Weirdos have Dreams too

Jan 07, 2012 02:13


So, i have a confession to make. I am a nightclerk. But since the office i work at closes at 7, it isnt much of a job. All i do is clean. So i'm the maid. Whatever. I have a job and my mommy and daddy dont have to buy me everything, unlike the spoiled rich kids who's parents dont give a fuck about them. They look down on me because i work, but guess what bitch? when you are wiping down the floors in walmart to support the kid you have with that guy the you were just so in love with, until he dumped your ass because he couldnt handle the stress of a child, and you dont have any job skills because you flunked college by partying too much, and you live in your mom's basement, GUESS WHO WILL LAUGH THEN? i will learn hard work now, learn to balance college and a part-time job, and will do world-wide psychology reports over the stupidity of the youth, and be known as a learned doctor. Because i am doing what i can now to be prepared for the future. Unless we become zombies, and then i will just eat your face. Either way, i win.

I apologize for being so weird, but i was told today that i was lower class becuz i work. I clean the goverment office in town, and the conjoined library. And not that i like the work, but i do it and i'm proud of myself. So get the hell off my back. I just hate to see the future them , still wearing the glorified underwear that is booty shorts, still in heavy make-up that makes them look like poundcakes, takin care of kids that they dont like much less love, who will grow up starved of emotion and travel down the same path their parent took. I meanwhile, will be doing something i love, like psycology or anthropology or some ology that has to do with the world. I would like to edit a newspaper, or something. Just, something that interests me. I wont stay at the bottom.
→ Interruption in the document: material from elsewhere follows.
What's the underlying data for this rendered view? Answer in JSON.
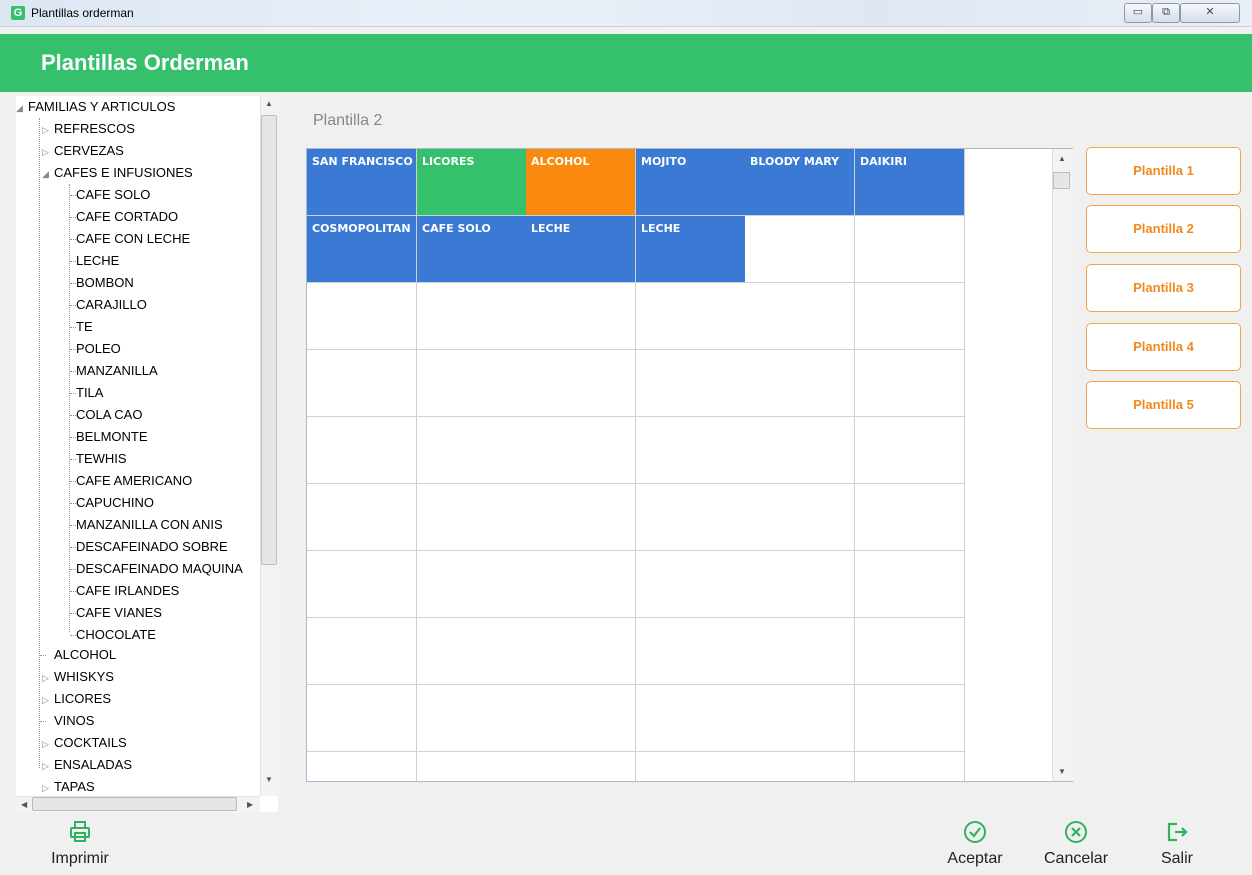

My hugemongous ego wont let me. The only thing is, i still'd like a family. Me, a lover, a kid or two. A small house, that dog from the shelter with 3 legs and one eye named Lucky. I just dont want the future that all the people here will have. It wont be a good future. I want a real life, not a forced existense. Also, im thinkin either really warm, like california, or someplace foriegn, like england. Where we can all have different accents from america, so i can leave all the bad memories i've collected over the years behind. I want a new start. A bright future.

I hate the town i live in, where i am hated, where i've been treated like the new girl for 7 years. SEVEN!  I know that i didnt agree with a hell of alot when i was moved here, and found a love in dark things and books and screamo. Unlike them. But when i think back, would i rather be a shallow whore with no future or who i am? when put in those terms, everything makes sense.